Findings - Overbeek et al of the Erasmus Medical Center, Rotterdam, Netherlands carried out a double blind, parallel group comparison of budesonide (BUD), an ICS, 100 mcg b.i.d. plus placebo vs BUD 100 mcg b.i.d. plus Form 12 mcg b.i.d.. This was carried out for 8 weeks in 40 adults with persistent asthma. Then the dose of BUD was increased to 400 mcg b.i.d. in all subjects. Bronchial biopsies were obtained at baseline and after 8 and 16 weeks of treatment.

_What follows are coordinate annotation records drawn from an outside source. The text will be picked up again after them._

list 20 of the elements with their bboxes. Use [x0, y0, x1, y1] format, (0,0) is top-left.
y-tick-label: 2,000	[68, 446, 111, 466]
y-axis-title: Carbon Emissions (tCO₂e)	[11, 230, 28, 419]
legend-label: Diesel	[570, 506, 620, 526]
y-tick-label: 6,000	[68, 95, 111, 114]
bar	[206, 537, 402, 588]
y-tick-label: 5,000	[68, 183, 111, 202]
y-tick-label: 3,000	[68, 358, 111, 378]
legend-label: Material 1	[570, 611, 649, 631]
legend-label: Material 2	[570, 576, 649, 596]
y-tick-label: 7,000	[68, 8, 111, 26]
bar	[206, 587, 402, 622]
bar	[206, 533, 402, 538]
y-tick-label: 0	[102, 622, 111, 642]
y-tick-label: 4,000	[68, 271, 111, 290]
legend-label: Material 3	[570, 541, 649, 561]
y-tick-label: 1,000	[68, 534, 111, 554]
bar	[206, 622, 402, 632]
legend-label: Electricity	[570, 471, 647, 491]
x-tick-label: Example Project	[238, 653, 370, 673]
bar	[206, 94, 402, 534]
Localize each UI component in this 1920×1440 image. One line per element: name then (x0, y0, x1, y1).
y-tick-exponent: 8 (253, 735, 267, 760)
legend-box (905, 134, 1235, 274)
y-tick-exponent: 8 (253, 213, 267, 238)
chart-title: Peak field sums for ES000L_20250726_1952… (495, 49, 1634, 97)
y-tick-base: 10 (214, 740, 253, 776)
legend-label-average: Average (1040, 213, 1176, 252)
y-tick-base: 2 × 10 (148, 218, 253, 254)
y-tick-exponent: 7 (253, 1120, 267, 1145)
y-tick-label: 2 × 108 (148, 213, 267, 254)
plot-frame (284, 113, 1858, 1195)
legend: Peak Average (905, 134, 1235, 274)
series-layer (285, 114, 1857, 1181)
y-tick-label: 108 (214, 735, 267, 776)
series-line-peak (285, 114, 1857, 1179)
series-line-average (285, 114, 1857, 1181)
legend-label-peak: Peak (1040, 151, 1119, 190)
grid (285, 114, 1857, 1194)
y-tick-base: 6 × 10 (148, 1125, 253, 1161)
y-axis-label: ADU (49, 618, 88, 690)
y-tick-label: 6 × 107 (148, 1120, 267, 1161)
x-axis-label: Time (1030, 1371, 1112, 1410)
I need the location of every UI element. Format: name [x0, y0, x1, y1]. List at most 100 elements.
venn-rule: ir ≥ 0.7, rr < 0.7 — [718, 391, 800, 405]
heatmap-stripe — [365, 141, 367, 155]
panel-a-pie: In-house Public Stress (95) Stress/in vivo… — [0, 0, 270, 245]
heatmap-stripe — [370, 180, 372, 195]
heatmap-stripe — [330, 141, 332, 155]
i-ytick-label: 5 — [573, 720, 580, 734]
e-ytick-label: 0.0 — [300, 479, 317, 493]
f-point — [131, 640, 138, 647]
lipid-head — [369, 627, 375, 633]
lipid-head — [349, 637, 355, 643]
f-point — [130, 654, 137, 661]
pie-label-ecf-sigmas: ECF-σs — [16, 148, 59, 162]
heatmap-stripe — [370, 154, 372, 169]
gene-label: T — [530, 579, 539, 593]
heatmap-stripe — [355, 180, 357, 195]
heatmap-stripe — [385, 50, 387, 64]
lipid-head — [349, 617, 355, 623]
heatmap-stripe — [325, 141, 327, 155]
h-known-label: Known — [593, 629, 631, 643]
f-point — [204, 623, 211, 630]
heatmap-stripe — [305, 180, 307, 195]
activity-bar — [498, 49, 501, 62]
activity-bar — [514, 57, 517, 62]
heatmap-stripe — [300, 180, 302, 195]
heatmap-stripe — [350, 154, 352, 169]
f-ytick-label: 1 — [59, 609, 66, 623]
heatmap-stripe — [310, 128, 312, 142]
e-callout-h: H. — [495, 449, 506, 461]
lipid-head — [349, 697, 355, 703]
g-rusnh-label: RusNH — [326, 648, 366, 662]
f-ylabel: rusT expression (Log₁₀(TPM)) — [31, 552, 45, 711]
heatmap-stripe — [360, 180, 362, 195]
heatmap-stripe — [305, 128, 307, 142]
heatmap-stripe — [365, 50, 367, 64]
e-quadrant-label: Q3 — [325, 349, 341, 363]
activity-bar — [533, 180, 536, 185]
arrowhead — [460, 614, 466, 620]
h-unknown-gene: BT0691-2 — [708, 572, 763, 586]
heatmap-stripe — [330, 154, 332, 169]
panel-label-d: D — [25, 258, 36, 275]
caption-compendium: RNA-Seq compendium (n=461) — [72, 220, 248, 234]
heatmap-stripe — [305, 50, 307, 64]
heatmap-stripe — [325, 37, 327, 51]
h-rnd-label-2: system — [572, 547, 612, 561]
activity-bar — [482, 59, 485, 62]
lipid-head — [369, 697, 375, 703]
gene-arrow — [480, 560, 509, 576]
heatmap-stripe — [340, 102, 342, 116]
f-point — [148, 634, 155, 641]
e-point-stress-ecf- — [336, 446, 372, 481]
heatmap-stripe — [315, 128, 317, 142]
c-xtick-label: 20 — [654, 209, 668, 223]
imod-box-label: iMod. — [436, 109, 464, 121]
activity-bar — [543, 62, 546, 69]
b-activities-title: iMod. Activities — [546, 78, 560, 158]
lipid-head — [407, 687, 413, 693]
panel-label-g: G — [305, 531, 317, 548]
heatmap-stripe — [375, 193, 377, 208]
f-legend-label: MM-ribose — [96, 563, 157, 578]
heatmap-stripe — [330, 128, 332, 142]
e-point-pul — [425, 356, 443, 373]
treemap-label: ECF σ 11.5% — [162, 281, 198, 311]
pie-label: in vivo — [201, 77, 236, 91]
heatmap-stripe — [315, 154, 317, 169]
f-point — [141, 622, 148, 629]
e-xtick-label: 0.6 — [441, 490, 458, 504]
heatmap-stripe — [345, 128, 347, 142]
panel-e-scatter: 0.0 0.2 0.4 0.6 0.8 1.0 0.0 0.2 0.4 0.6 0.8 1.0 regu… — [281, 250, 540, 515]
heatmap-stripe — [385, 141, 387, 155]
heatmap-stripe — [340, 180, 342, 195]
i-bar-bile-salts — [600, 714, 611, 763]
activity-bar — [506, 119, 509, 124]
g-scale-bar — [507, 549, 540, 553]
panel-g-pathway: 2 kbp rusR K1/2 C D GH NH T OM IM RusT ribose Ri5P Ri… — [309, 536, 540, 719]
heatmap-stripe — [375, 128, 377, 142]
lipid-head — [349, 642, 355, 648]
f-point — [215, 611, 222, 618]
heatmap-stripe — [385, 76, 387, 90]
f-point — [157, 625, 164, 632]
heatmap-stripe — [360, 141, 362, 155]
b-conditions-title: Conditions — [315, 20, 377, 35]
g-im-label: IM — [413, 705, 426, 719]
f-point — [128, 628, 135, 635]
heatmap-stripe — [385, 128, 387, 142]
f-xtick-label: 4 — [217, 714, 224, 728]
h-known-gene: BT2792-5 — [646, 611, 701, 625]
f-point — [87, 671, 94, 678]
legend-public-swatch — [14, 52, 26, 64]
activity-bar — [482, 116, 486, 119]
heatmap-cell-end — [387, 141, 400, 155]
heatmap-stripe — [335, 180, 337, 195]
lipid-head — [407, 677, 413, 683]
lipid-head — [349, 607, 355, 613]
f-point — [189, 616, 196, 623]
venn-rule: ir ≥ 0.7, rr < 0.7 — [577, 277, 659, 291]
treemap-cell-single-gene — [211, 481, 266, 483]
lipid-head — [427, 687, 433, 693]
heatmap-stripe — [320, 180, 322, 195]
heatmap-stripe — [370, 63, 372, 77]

There was a marked decreased in bronchial eosinophil frequency and moderate decrease in bronchial mast cell frequency after 8 weeks of either BUD plus placebo or BUD plus Form with no significant difference between the 2 treatment regimens. Further treatment with an increased dose of BUD (400 mcg b.i.d.) during the second 8 weeks led to no additional reduction of bronchial eosinophils or mast cells.

Reference
Chest 2005;128:121-7

Editor's Comments
These findings indicate that even a relatively low dose of BUD (200 mcg/day) exerted significant anti-inflammatory effects in the asthmatic airways without additional anti-inflammatory effects when Form treatment was added to BUD or when the BUD dose was increased to 800 mcg/day for 8 weeks. The authors described their study group as having mild asthma (although the FEV-1 of this group ranged from 50%-90% of predicted). Therefore, it would be of interest to see whether a similar pattern of findings would be seen in those with severe asthma. One would also want to know whether clinical symptoms and/or spirometric findings in these subjects were benefited more by the BUD plus Form treatment than by BUD treatment alone.